The basic productions are done through ESPN Regional, which sometimes is referred to as ESPN Plus and is based in Charlotte. Rather than national broadcasts, these games are sold through syndication, which is why you might see WVU play on a station in Clarksburg or Fox Sports-Pittsburgh, even though it is an ESPN production.
“Say we are playing Syracuse,” Parsons explained. “They’ll put that on in West Virginia and Syracuse and on whatever regional network is looking for programming.”
The pay for appearing on ESPN Regional broadcasts? Not much.
“You don’t get anything more than a token to the home team for ESPN Regional, just for the inconvenience,” said Parsons.

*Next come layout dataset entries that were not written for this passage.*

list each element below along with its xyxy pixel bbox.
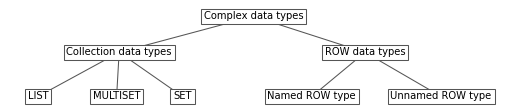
Text: SET: SET [173,91,192,101]
Text: Collection data types: Collection data types [66,47,172,57]
Text: Named ROW type: Named ROW type [268,91,356,101]
Text: Complex data types: Complex data types [204,11,303,21]
Text: ROW data types: ROW data types [324,47,406,57]
Text: Unnamed ROW type: Unnamed ROW type [390,91,492,101]
Text: MULTISET: MULTISET [93,91,140,101]
Text: LIST: LIST [28,91,48,101]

So where does the money come from?
It’s a complicated procedure, according to Parsons.
“In football, the eight athletic directors sit down and allocate an appearance fee. If you go to a BCS bowl, you’ll get this amount of money. It was $2.4 million this year for the Fiesta Bowl, and you have to take your expenses out of that,” Parsons explained.
“Then, if you appear in a national TV game during the season, you get a certain amount of money. WVU and Pitt last year each got $135,000 for that game,” Parsons continued.
The Big East does not get revenue from all national games.
“We’re playing at Colorado this year,” Parsons said. “The Big East does not get any money for that. It’s the same with Auburn coming here. The SEC doesn’t get any money from that.”
At the end of the year, the Big East takes all the TV money it has earned — pays for bowl appearances and regular-season TV games — and the rest is split among the eight schools.
Basketball is not much different, although the Big East has 16 schools splitting the pot, including Notre Dame.
“If you are on ESPN or CBS, you get an appearance fee,” Parsons said. “If you are on regional, you get nothing.”
With the NCAA Tournament, which is the ultimate windfall from TV for college basketball, revenues are complicated to figure but quite lucrative. West Virginia received a check $2,946,000 as its proceeds from all sports other than football and “easily 90 percent or more” of that amount is attributable to the WVU run to the Sweet 16 this year, according to WVU’s associate athletic director/finance Russ Sharp.
The money that comes from the NCAA Tournament is based on accumulated units over six years, accumulated by the conference.
The units are based on numbers of games played in the tournament by conference teams, meaning if the Big East sends six teams to the NCAA Tournament one year and they play 12 games, they get 12 units. If the conference plays 72 NCAA Tournament games over six years, that’s an average of 12 units a year and a check is sent to the conference based on that.
Sharp said that the Big East received a $16 million check and gave out a base distribution from that of $820,000 to its 16 teams. Schools also get a participation fee of $125,000 per game and have their expenses paid by the NCAA, although the true expenses often exceed the NCAA reimbursement.
WVU has also recently gotten back into the production business, MSN doing selected women’s basketball games on public television.
While this doesn’t give the school much in the way of revenue, it does give the women’s program exposure that it needs if it is to grow.
MSN does produce a couple of feature shows, “Mountaineer Madness” in football and “Mountaineer Jammin’” in basketball.
“We found this shocking. On the football show, the ratings show 50 percent of the audience on that weekly show is female, and we love that,” Parsons said. “It allows us to build a whole other audience that is going to buy merchandise and come to games. Do you think in this day and age the female spouse doesn’t have a say in whether you come to a game or not?”
MSN also has replaced its late-night replay of games not shown live on TV with a show called “Mountaineer Replay,” which is just like the old Notre Dame replays done in the days of Lindsay Nelson.
“To be honest, it doesn’t have great viewership, but it’s a hard-core football fans opportunity to watch the game in one hour,” Parsons said. “And it has great recruiting exposure for us. When we are just getting regional exposure, parents can pick it up or watch it off satellite.
“It’s not a big profit type thing. It’s more exposure and for the hard-core fans.”